Compte-rendu du chapitre sur les inégalités territoriales en matière éducative
Rapport « Vers l’égalité des territoires »
Les inégalités territoriales d’éducation secondaire.
Titre du chapitre : Les inégalités territoriales d’éducation secondaire
(Sylvain Broccolichi, Choukri Ben-Ayed, Danièle Trancart)
Depuis une dizaine d’années des sociologues et statisticiens cherchent à mieux comprendre les relations qui existent entre les inégalités scolaires et les inégalités territoriales. Ils s’appuient sur un indice de tonalité sociale fondé sur trois critères : le groupe social (très défavorisés, ouvriers, favorisés), la part des élèves boursiers et la part des élèves étrangers. L’utilisation de cet indice révèle de fortes disparités entre collèges (si 10% de collèges accueillent moins de 16% d’élèves issus de la catégorie ouvrier, 10% de collèges en accueillent plus de 55%) et entre départements. Les départements les plus défavorisés se situent au Nord ou en région Parisienne. A l’autre extrémité de l’échelle les trois départements les plus favorisés sont en Ile-de-France (Yvelines, Hauts-de-Seine, Essonne). Les chercheurs se sont intéressés aux départements où la moyenne des élèves aux épreuves de sixième est soit nettement supérieure, soit nettement inférieure à la moyenne prédite en fonction de la composition sociale des collégiens du département. L’écart entre le résultat observé et le résultat attendu constitue ce qu’ils appellent la sur-réussite (écart positif) ou la sous-réussite (écart négatif).

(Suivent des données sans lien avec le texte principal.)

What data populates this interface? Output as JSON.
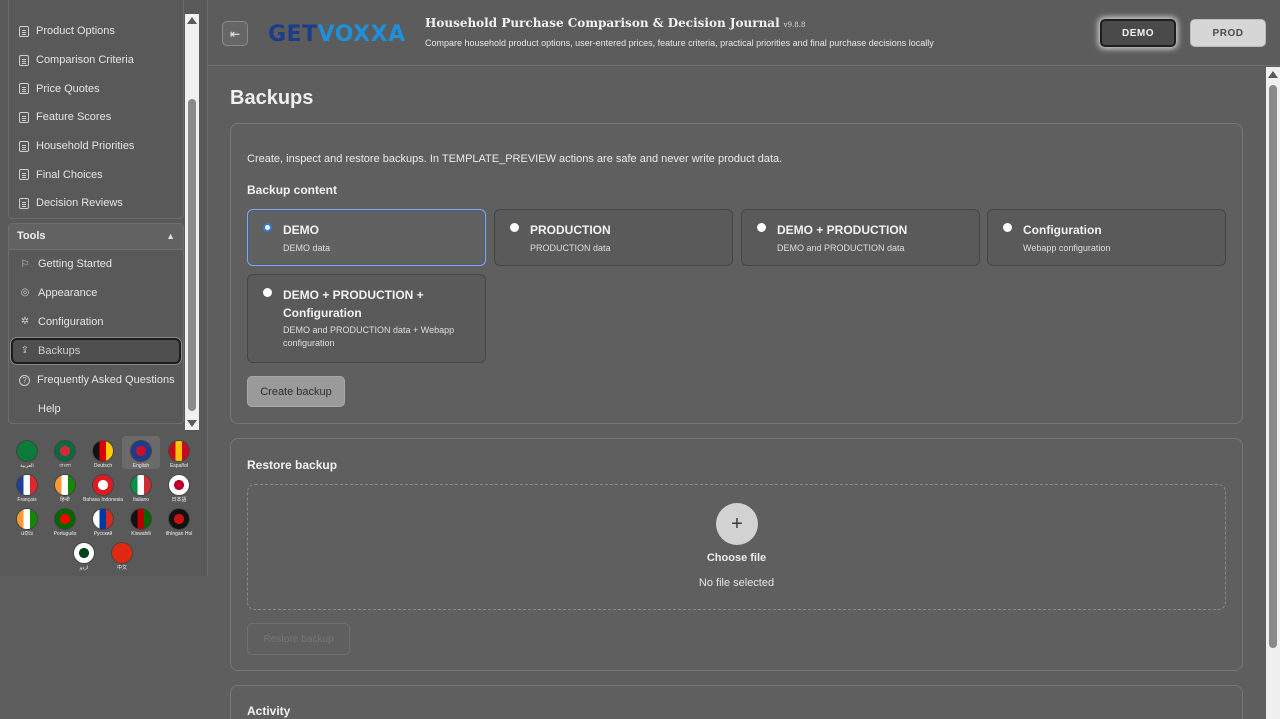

Dans plus de la moitié des départements l’écart se révèle très faible entre résultats prédits et résultats observés. Dans une vingtaine d’autres les écarts sont significatifs. On distingue d’une part des départements en sous-réussite, dans le bassin parisien, l’Ile-de-France, la côte méditerranéenne et d’autre part des départements en sur-réussite, dans le Sud-Ouest et le Massif Central. Parmi les départements en sous-réussite maximale on trouve à la fois des départements socialement défavorisés et des départements socialement favorisés (Hauts-de-Seine, Yvelines…). Il en va de même des départements en sur-réussite.
L’Île-de-France comprend la plupart des départements en sous-réussite maximale à l’entrée et à la sortie du collège. Les déficits d’apprentissage touchent surtout les familles les plus fragiles économiquement. La jeunesse et l’inexpérience des enseignants ont tendance à aggraver les choses. Depuis le début des années 80 la polarisation sociale de l’Île-de-France s’est accentuée avec une augmentation d’un profil de communes « défavorisées » et une élimination des communes de profil social moyen. Les disparités entre établissements s’en trouvent accrues.
Les agglomérations les plus peuplées sont celles où les disparités sociales et scolaires sont les plus marquées. Plus la hiérarchie sociale du recrutement est marquée, plus les écarts de résultats entre élèves de groupes sociaux différents sont forts. Les écarts de résultats sont particulièrement impressionnants lorsque l’on compare les villes très ségréguées (Paris, Lille, Marseille) où la hiérarchisation sociale des établissements joue à plein et les petites unités urbaines de moins de 10 000 habitants où la hiérarchisation est impossible. Les processus ségrégatifs à l’œuvre dans les villes sont particulièrement négatifs pour les enfants issus de milieux populaires, mais surtout les résultats sont « inférieurs à l’attendu » pour tous les groupes sociaux dans les territoires les plus ségrégués. Ainsi, « en fonction des territoires où ils sont scolarisés, des élèves de statuts sociaux et culturels comparables, ont de très inégales chances d’apprendre ». Ces mécanismes produisent toute une série d’inégalités dans différents domaines et tout au long de la vie. Si le système Français est aujourd’hui l’un des plus inégalitaires c’est donc en raison de la force des inégalités socio-spatiales.
Enrayer ces dysfonctionnements est l’un des défis majeurs auquel doit se confronter la puissance publique. Cibler les moyens sur les établissements les plus en difficulté est une réponse insuffisante. La lutte contre les inégalités doit s’inscrire dans un cadre territorial plus large : celui de l’unité urbaine. Il faut encourager le développement des « cercles vertueux » reposant sur la mobilisation d’équipes pédagogiques, des familles, des élus locaux, des travailleurs sociaux. Il faut tenter de limiter, à l’échelle des villes, les processus de contournement de la carte scolaire. Dans les établissements les plus en difficulté il faut stabiliser les équipes et développer un véritable accompagnement pour les décrocheurs. Enfin les auteurs suggèrent la constitution d’outils statistiques plus fiables et la mise en place d’instances pluri-catégorielles chargées d’observer ces inégalités.